Property taxes on an average tax bill for a Valley house rose by about $50. That might not seem like a lot, but Arizona homeowners are used to low property taxes by national standards.

And this year’s tax increase and projected future increases were enough for the man responsible for sending  the bills — Maricopa County Treasurer Charles “Hos” Hoskins  — to launch a pre-emptive strike.

With the tax bills, he included a two-page letter explaining that the increase is the result of a legislative and voter-approved proposition that has increased property taxes for homeowners.

He’s talking about Proposition 117, a law passed by 61 out of 90 legislators and 55 percent of voters in 2012, according to his letter.

The law is convoluted like the rest of Arizona’s property-tax system that involves thousands of entities, including counties, schools, libraries, fire, police, water and street-lighting districts levying taxes on property owners. Tax bills lag the valuations they are based on by almost two years, and tax rates don’t rise and fall with home values as many assume.

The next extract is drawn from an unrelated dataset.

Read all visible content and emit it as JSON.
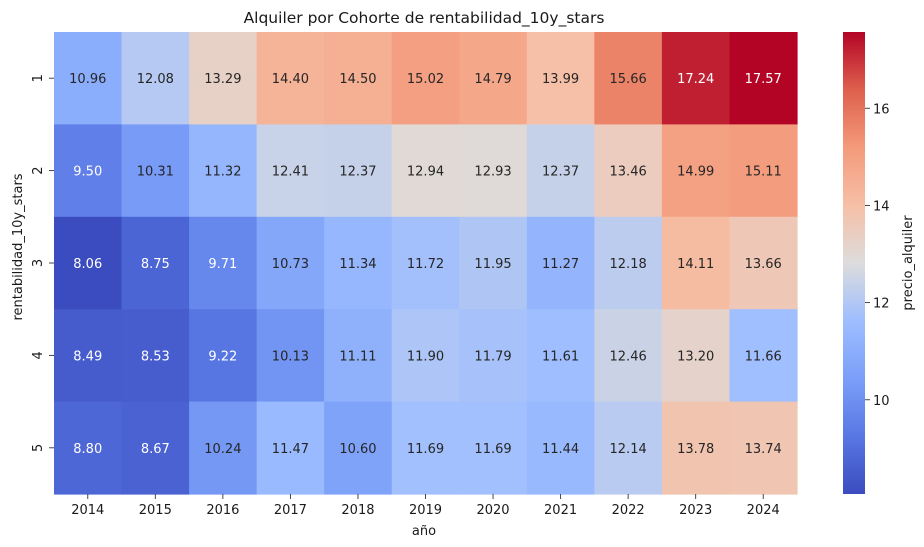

Implementing Prop. 117 lagged its approval by a few years because it takes a while to change Arizona’s tax system.

I have covered property taxes in Maricopa County for the past decade. Here’s the simplest way I can explain what Prop. 117 will mean for homeowners: higher taxes, and not because schools are asking for more money.

Through a complex formula, more of the property-tax burden is shifting away from commercial-property owners to homeowners.

To be fair, commercial-property owners have carried a higher share of these taxes for a while and still do.